A According to attorney Alan Kucker, there is no official formula, but there is one based on the case law. He says the safest way to calculate the new rent is to take the stabilized rent prior to the commercial tenancy and calculate a two-year vacancy lease followed by a one-year renewal increase. It would never be an overcharge if you calculate the increase based on the minimum increases, says Kucker. Of course, the unit must have been actually exempt and not vacant for this principle to apply.
You should also take note of the date that you expect your new residential tenant to move in. Depending on how long it takes you to rent out the apartment, you may be able to apply two two-year renewal increases instead of a two-year renewal and a one-year renewal increase.

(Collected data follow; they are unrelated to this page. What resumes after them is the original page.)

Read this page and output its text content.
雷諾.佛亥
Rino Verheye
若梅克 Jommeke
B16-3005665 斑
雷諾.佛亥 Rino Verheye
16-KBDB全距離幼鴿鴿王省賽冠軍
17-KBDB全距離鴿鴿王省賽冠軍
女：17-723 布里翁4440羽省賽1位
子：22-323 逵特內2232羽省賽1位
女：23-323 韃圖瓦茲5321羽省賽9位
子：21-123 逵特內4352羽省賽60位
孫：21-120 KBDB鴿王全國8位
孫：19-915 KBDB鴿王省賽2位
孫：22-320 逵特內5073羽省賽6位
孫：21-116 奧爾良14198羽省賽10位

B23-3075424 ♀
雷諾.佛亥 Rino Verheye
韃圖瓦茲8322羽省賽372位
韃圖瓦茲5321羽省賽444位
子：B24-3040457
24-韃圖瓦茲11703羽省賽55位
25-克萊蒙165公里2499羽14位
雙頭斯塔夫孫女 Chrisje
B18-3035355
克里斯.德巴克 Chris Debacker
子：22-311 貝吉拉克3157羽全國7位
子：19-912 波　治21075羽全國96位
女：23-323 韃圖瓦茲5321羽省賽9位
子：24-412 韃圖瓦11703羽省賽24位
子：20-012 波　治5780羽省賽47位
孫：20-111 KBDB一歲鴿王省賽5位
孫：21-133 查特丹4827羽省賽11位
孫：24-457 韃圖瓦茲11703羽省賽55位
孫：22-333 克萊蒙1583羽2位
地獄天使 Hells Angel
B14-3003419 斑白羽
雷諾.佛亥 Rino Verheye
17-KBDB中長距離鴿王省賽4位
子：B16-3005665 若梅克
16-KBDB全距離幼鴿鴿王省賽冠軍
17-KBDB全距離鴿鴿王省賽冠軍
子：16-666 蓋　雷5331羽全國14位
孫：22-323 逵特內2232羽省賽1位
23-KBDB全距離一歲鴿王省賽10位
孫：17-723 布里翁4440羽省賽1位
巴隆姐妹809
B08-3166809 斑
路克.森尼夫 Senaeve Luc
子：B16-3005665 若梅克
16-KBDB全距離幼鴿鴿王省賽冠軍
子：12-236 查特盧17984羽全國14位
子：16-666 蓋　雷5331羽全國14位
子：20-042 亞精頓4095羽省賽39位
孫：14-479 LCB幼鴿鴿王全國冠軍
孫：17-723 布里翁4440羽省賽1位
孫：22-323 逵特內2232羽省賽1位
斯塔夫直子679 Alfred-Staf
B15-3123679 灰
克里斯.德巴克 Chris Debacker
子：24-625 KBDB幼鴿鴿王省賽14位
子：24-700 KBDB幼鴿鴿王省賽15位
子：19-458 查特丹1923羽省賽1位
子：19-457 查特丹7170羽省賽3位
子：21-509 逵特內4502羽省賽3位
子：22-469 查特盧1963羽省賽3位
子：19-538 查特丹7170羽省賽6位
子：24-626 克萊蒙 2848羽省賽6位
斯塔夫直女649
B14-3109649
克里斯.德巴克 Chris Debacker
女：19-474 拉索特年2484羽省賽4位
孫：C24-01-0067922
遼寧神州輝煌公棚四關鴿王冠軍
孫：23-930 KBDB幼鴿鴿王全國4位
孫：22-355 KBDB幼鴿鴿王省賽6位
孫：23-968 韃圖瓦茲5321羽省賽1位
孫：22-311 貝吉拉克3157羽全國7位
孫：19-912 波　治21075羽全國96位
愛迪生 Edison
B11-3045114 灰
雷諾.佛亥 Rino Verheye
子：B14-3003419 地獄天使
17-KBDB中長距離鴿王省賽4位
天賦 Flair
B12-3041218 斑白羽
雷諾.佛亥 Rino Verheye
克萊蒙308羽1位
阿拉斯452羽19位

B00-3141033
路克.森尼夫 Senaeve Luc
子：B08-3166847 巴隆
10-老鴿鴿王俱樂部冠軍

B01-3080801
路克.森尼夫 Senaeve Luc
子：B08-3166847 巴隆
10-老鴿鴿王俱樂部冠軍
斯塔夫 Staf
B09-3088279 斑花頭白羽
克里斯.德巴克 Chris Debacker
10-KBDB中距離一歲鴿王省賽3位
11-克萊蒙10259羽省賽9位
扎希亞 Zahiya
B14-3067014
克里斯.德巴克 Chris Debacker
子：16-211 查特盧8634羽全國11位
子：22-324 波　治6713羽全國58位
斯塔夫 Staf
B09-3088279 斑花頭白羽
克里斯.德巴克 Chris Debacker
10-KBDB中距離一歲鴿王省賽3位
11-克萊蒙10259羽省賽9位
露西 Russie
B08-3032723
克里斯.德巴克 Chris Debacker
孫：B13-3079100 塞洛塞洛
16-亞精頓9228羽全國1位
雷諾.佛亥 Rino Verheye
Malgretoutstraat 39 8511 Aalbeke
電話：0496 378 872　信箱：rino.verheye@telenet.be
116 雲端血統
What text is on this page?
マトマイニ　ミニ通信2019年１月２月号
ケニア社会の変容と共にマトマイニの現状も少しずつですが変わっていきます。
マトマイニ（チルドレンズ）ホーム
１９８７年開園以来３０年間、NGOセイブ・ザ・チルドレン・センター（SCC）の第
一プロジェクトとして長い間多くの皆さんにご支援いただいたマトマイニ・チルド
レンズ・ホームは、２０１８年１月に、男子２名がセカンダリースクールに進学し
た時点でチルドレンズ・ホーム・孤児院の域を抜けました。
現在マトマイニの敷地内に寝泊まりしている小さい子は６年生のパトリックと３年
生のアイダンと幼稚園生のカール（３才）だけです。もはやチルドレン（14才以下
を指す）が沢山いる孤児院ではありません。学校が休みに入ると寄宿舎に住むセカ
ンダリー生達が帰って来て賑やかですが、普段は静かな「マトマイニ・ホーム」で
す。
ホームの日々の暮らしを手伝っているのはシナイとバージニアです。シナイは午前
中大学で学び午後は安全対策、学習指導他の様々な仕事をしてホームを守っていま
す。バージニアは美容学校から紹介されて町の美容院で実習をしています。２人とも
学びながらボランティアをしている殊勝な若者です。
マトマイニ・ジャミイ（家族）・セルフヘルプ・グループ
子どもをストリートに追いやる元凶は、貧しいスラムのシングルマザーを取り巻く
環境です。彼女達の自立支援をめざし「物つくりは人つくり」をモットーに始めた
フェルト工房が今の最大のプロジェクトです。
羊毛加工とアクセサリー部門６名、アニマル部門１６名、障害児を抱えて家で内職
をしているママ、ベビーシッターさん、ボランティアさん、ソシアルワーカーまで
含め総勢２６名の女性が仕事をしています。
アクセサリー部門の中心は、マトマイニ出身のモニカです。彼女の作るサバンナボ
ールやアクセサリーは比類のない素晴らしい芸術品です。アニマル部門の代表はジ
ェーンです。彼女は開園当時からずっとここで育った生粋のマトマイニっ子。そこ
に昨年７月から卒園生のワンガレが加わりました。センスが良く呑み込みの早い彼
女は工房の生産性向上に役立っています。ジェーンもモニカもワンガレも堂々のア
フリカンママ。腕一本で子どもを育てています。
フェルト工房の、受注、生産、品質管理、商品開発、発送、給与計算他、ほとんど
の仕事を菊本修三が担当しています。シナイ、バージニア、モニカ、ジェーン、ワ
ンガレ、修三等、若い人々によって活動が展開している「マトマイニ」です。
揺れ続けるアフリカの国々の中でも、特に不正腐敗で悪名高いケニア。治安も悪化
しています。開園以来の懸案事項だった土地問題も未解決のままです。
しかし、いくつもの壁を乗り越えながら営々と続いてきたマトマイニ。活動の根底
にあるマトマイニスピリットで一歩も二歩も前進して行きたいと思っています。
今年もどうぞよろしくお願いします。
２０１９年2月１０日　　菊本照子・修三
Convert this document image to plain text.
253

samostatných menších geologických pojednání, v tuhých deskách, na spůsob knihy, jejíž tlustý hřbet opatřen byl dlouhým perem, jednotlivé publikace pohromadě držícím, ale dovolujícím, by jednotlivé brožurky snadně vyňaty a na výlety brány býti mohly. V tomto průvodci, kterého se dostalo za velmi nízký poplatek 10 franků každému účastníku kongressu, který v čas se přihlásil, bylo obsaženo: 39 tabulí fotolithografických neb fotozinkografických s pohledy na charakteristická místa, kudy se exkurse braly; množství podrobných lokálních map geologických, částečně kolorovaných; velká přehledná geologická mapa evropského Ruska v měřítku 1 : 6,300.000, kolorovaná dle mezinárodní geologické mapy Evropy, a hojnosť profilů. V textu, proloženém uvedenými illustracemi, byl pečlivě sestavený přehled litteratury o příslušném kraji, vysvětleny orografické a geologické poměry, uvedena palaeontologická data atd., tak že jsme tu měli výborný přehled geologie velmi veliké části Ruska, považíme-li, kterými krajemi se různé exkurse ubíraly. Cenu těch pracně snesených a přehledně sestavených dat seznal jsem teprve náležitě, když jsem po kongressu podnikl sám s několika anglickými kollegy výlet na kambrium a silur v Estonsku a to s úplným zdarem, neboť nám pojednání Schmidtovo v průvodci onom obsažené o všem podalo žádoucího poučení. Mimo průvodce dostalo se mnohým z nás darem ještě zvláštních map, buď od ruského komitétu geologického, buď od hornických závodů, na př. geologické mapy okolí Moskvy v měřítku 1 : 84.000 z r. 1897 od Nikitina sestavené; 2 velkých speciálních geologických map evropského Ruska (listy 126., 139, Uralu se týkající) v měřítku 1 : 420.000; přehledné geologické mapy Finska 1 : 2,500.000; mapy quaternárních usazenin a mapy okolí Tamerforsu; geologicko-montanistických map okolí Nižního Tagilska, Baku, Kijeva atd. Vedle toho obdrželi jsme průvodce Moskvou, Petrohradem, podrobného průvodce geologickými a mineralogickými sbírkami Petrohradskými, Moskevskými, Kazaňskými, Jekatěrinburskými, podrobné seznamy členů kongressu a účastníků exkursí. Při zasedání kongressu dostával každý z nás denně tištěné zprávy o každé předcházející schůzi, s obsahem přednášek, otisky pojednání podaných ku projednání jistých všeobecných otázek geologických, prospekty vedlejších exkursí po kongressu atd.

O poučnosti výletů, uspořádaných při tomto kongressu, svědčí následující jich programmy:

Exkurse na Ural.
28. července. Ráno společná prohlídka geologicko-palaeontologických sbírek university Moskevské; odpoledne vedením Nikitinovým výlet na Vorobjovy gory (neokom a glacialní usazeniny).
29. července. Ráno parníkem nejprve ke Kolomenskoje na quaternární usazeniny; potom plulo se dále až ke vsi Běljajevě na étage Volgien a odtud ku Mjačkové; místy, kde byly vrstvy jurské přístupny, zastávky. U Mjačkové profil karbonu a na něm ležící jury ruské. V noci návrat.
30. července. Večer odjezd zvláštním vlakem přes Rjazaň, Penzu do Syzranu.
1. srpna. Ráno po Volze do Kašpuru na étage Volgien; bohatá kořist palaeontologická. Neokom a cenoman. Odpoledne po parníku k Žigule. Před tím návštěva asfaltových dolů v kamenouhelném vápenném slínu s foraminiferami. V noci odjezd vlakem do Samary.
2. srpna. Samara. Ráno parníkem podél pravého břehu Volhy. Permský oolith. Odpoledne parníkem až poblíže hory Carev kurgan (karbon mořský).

Attorney Niles Welikson points to a DHCR Opinion Letter issued in September 1993. The letter deals with an apartment that was exempt from rent regulation because it had been rented to a commercial tenant since 1986.
The owner wanted to rent the apartment to a residential rent-stabilized tenant, and asked the DHCR how to calculate the rent. The owner claimed that the last rent-stabilized tenant was paying $900 per month when he moved out of the apartment in 1986.
The DHCR told the owner to compute the rent as follows: (1) use $900 as the starting point; (2) add the guideline and vacancy increases applicable for a two-year lease beginning in 1986; (3) add the guideline increase for two two-year renewal leases (1988 and 1990); (4) if the new tenant's move-in date is less than seven years after the last residential tenant moved out, add the guideline increase for a one-year renewal; (5) if the move-in date is after seven years, use the increase for a two-year renewal for 1992.